Gesundheitswirtschaft in Bremen

Die Gesundheitswirtschaft gilt als dynamischer Wachstumsbereich mit hoher volkswirtschaftlicher und beschäftigungspolitischer Bedeutung. Bundesweit ist die Gesundheitswirtschaft mit einem Anteil von rund 12 Prozent am Bruttosozialprodukt und nahezu sieben Millionen Beschäftigten ein relevanter wirtschaftlicher und arbeitsmarktpolitischer Faktor.

Auch im Land Bremen trägt die Gesundheitswirtschaft mit ihren direkten und indirekten Effekten zur Stärkung der Regionalwirtschaft bei. So sind rund 61.000 Menschen in dieser Branche tätig, davon die große Mehrheit mit über 49.000 als sozialversicherungspflichtige Beschäftigte. Zudem arbeiten mehr als 8.000 Menschen in Minijobs. Damit ist die Wirtschaft im Land Bremen mit rund 15 Prozent der Erwerbstätigen stark von der Gesundheitswirtschaft geprägt.

Viele Leistungen und Angebote der Gesundheitswirtschaft sichern die gesundheitliche, pflegerische oder psychosoziale Begleitung, Betreuung und Versorgung von Menschen in schwierigen Lebenssituationen und Lebensphasen. Diese Kernbereiche der ambulanten und stationären Gesundheitsversorgung erzeugen als standortgebundenen Dienstleistungen besonders hohe Beschäftigungseffekte und tragen zur Lebensqualität im Land Bremen bei.

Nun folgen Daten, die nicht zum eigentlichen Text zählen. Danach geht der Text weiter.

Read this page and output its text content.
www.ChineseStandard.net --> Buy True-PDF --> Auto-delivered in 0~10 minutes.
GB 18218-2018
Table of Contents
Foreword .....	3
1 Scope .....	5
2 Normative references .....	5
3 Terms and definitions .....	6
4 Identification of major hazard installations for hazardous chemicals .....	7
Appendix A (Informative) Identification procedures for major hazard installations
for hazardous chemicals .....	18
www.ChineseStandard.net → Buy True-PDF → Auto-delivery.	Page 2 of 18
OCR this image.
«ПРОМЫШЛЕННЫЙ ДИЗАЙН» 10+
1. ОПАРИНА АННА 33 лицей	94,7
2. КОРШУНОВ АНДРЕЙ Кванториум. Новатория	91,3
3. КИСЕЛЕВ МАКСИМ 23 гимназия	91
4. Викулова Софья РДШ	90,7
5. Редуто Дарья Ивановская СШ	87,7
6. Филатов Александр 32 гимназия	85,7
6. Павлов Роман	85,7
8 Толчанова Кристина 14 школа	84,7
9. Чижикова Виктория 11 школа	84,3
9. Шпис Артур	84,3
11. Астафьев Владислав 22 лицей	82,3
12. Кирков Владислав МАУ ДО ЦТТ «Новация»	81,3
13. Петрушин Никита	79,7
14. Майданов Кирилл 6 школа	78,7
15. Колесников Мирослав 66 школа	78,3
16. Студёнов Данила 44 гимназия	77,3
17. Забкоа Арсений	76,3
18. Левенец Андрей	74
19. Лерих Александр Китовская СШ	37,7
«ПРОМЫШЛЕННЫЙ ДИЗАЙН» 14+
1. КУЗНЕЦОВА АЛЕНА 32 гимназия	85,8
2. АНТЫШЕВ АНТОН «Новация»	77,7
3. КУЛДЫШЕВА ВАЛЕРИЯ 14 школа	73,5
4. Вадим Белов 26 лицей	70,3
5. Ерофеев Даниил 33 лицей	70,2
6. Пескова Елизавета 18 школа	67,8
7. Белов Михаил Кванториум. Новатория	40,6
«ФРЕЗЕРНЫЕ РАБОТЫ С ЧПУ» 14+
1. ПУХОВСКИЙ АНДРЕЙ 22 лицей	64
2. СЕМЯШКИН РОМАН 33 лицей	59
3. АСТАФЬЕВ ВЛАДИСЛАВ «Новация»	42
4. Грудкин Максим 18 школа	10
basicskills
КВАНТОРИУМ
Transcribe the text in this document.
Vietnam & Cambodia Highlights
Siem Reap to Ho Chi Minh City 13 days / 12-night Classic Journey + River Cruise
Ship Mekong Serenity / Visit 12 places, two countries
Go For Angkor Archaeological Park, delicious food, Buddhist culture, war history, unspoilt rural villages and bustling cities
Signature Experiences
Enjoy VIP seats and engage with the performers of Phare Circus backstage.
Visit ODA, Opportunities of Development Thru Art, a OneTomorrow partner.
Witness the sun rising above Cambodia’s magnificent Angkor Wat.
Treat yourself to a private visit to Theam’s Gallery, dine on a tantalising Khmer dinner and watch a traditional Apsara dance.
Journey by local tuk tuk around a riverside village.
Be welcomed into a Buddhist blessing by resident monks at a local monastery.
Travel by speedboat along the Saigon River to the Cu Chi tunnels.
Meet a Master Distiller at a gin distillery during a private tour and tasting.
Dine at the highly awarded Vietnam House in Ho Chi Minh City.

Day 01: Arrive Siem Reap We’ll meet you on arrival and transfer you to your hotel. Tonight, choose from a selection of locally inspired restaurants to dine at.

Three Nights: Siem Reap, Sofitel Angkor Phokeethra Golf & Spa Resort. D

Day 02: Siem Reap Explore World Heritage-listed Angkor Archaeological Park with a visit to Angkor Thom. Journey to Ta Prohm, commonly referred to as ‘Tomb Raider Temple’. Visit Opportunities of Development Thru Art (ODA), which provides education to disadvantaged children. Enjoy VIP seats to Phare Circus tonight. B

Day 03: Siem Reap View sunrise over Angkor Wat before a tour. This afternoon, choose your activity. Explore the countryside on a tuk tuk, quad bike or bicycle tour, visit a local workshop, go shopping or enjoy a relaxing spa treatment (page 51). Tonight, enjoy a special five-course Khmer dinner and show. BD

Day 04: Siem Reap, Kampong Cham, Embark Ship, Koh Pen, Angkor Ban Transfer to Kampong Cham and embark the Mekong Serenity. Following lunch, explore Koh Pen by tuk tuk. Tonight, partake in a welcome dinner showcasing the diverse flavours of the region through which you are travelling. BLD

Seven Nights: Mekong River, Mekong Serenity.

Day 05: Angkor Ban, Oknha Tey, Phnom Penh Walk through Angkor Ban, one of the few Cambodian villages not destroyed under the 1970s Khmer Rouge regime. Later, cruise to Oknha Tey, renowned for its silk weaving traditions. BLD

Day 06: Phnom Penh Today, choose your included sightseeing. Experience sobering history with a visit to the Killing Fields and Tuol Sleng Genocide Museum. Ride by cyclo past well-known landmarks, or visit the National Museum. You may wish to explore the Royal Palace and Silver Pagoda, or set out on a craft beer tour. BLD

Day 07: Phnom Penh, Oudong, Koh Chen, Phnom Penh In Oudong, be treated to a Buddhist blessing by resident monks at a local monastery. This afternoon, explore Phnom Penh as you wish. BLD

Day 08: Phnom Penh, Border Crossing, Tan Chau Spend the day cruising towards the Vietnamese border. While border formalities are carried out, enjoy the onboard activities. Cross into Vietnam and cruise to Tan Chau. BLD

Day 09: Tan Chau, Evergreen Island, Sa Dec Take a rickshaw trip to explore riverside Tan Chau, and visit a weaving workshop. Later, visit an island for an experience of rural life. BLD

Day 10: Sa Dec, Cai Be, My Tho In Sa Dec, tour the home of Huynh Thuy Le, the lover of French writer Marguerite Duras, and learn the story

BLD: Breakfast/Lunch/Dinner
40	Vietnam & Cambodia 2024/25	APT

Darüber hinaus gelten Medizintechnik, Biotechnologie und Life Sciences als innovations- und investitionsrelevante Geschäftsfelder. 

Die Arbeitnehmerkammer hat vor diesem Hintergrund eine Branchenanalyse beim Institut Arbeit und Technik (IAT) in Gelsenkirchen in Auftrag gegeben. Ziel war es, die regionalwirtschaftliche Bedeutung zu untersuchen, um mögliche Weiterentwicklungen zu initiieren.

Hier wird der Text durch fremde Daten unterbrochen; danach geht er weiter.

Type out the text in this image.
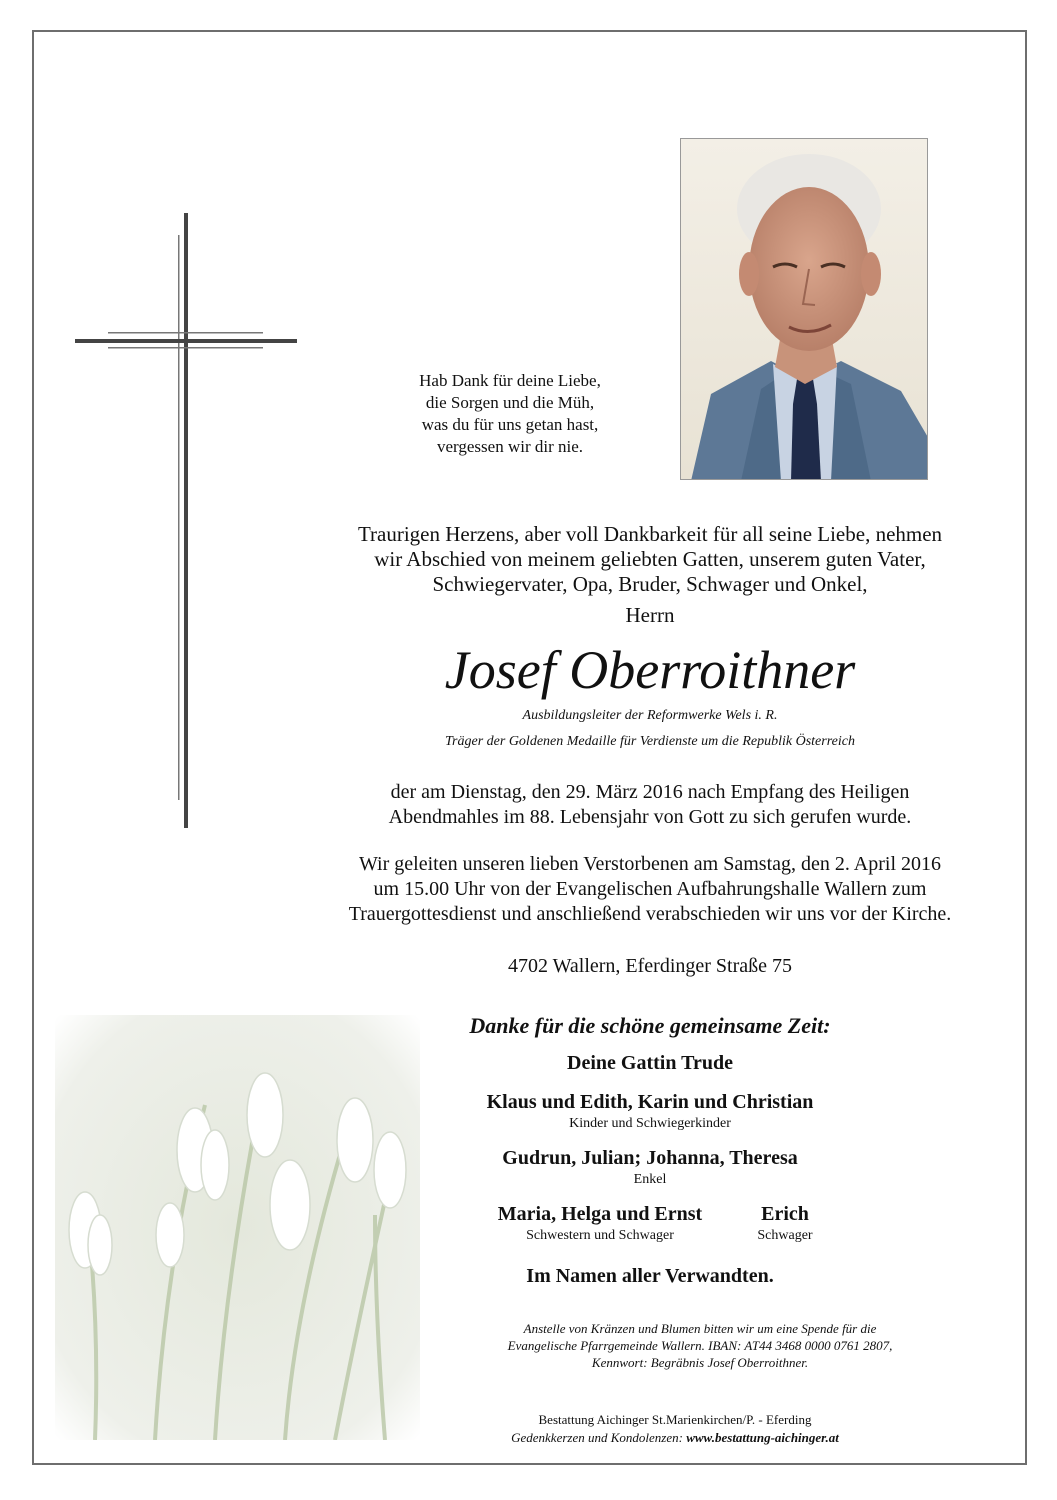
Hab Dank für deine Liebe,
die Sorgen und die Müh,
was du für uns getan hast,
vergessen wir dir nie.
Traurigen Herzens, aber voll Dankbarkeit für all seine Liebe, nehmen
wir Abschied von meinem geliebten Gatten, unserem guten Vater,
Schwiegervater, Opa, Bruder, Schwager und Onkel,
Herrn
Josef Oberroithner
Ausbildungsleiter der Reformwerke Wels i. R.
Träger der Goldenen Medaille für Verdienste um die Republik Österreich
der am Dienstag, den 29. März 2016 nach Empfang des Heiligen
Abendmahles im 88. Lebensjahr von Gott zu sich gerufen wurde.
Wir geleiten unseren lieben Verstorbenen am Samstag, den 2. April 2016
um 15.00 Uhr von der Evangelischen Aufbahrungshalle Wallern zum
Trauergottesdienst und anschließend verabschieden wir uns vor der Kirche.
4702 Wallern, Eferdinger Straße 75
Danke für die schöne gemeinsame Zeit:
Deine Gattin Trude
Klaus und Edith, Karin und Christian
Kinder und Schwiegerkinder
Gudrun, Julian; Johanna, Theresa
Enkel
Maria, Helga und Ernst
Schwestern und Schwager
Erich
Schwager
Im Namen aller Verwandten.
Anstelle von Kränzen und Blumen bitten wir um eine Spende für die
Evangelische Pfarrgemeinde Wallern. IBAN: AT44 3468 0000 0761 2807,
Kennwort: Begräbnis Josef Oberroithner.
Bestattung Aichinger St.Marienkirchen/P. - Eferding
Gedenkkerzen und Kondolenzen: www.bestattung-aichinger.at
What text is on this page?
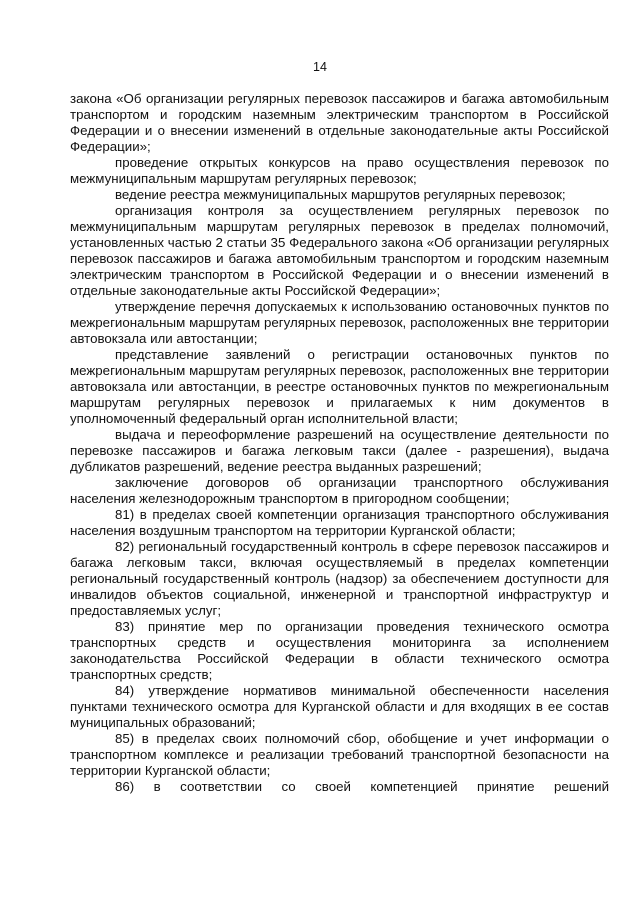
14

закона «Об организации регулярных перевозок пассажиров и багажа автомобильным транспортом и городским наземным электрическим транспортом в Российской Федерации и о внесении изменений в отдельные законодательные акты Российской Федерации»;

проведение открытых конкурсов на право осуществления перевозок по межмуниципальным маршрутам регулярных перевозок;

ведение реестра межмуниципальных маршрутов регулярных перевозок;

организация контроля за осуществлением регулярных перевозок по межмуниципальным маршрутам регулярных перевозок в пределах полномочий, установленных частью 2 статьи 35 Федерального закона «Об организации регулярных перевозок пассажиров и багажа автомобильным транспортом и городским наземным электрическим транспортом в Российской Федерации и о внесении изменений в отдельные законодательные акты Российской Федерации»;

утверждение перечня допускаемых к использованию остановочных пунктов по межрегиональным маршрутам регулярных перевозок, расположенных вне территории автовокзала или автостанции;

представление заявлений о регистрации остановочных пунктов по межрегиональным маршрутам регулярных перевозок, расположенных вне территории автовокзала или автостанции, в реестре остановочных пунктов по межрегиональным маршрутам регулярных перевозок и прилагаемых к ним документов в уполномоченный федеральный орган исполнительной власти;

выдача и переоформление разрешений на осуществление деятельности по перевозке пассажиров и багажа легковым такси (далее - разрешения), выдача дубликатов разрешений, ведение реестра выданных разрешений;

заключение договоров об организации транспортного обслуживания населения железнодорожным транспортом в пригородном сообщении;

81) в пределах своей компетенции организация транспортного обслуживания населения воздушным транспортом на территории Курганской области;

82) региональный государственный контроль в сфере перевозок пассажиров и багажа легковым такси, включая осуществляемый в пределах компетенции региональный государственный контроль (надзор) за обеспечением доступности для инвалидов объектов социальной, инженерной и транспортной инфраструктур и предоставляемых услуг;

83) принятие мер по организации проведения технического осмотра транспортных средств и осуществления мониторинга за исполнением законодательства Российской Федерации в области технического осмотра транспортных средств;

84) утверждение нормативов минимальной обеспеченности населения пунктами технического осмотра для Курганской области и для входящих в ее состав муниципальных образований;

85) в пределах своих полномочий сбор, обобщение и учет информации о транспортном комплексе и реализации требований транспортной безопасности на территории Курганской области;

86) в соответствии со своей компетенцией принятие решений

So entwickelt sich die Medizintechnik ebenso wie unterstützende Systeme durch neue Möglichkeiten der Digitalisierung. Potenziale bestehen auch im medizinisch-technologischen Bereich.

Der Trend zur Ambulantisierung der Pflege betrifft vor allem die Altenpflege. In dem komplexen Markt von Wohnen, haushaltsnahen Dienstleistungen, medizinischer und pflegerischer Versorgung werden auch künftig mehr Arbeitsplätze entstehen, auch neue Berufe und neue und innovative Versorgungslösungen werden gefragt sein.

Neben dem politischen Gestaltungsauftrag in diesem Feld, ist der „Faktor Arbeit“ in der Gesundheitswirtschaft der neuralgische Punkt. Ein Großteil der versorgenden Dienstleistungen wird finanziert durch die Kranken- oder Pflegeversicherung – und durch unmittelbare Eigenleistungen der Arbeitnehmerinnen und Arbeitnehmer. Im Vergleich zu anderen Branchen wird das Gesundheitswesen daher oft lediglich als Kostenfaktor gesehen. Am Ende sollen Lohnnebenkosten begrenzt werden, Kostendeckelungen und Kostenverschiebungen – häufig zulasten von Beschäftigten – sind die Folge. Zurecht sind die Arbeitsbedingungen im versorgenden Teil der Gesundheitswirtschaft daher immer wieder in der Kritik, denn der Kostendruck wird weitergegeben an die Beschäftigten im Gesundheitswesen. Geringe Tarifbindung, nachhängende Entwicklung bei den Gehältern in vielen Berufen, Berufsflucht und Fachkräftemangel bieten aber gerade keine Grundlage für eine zukunftsfeste Entwicklung.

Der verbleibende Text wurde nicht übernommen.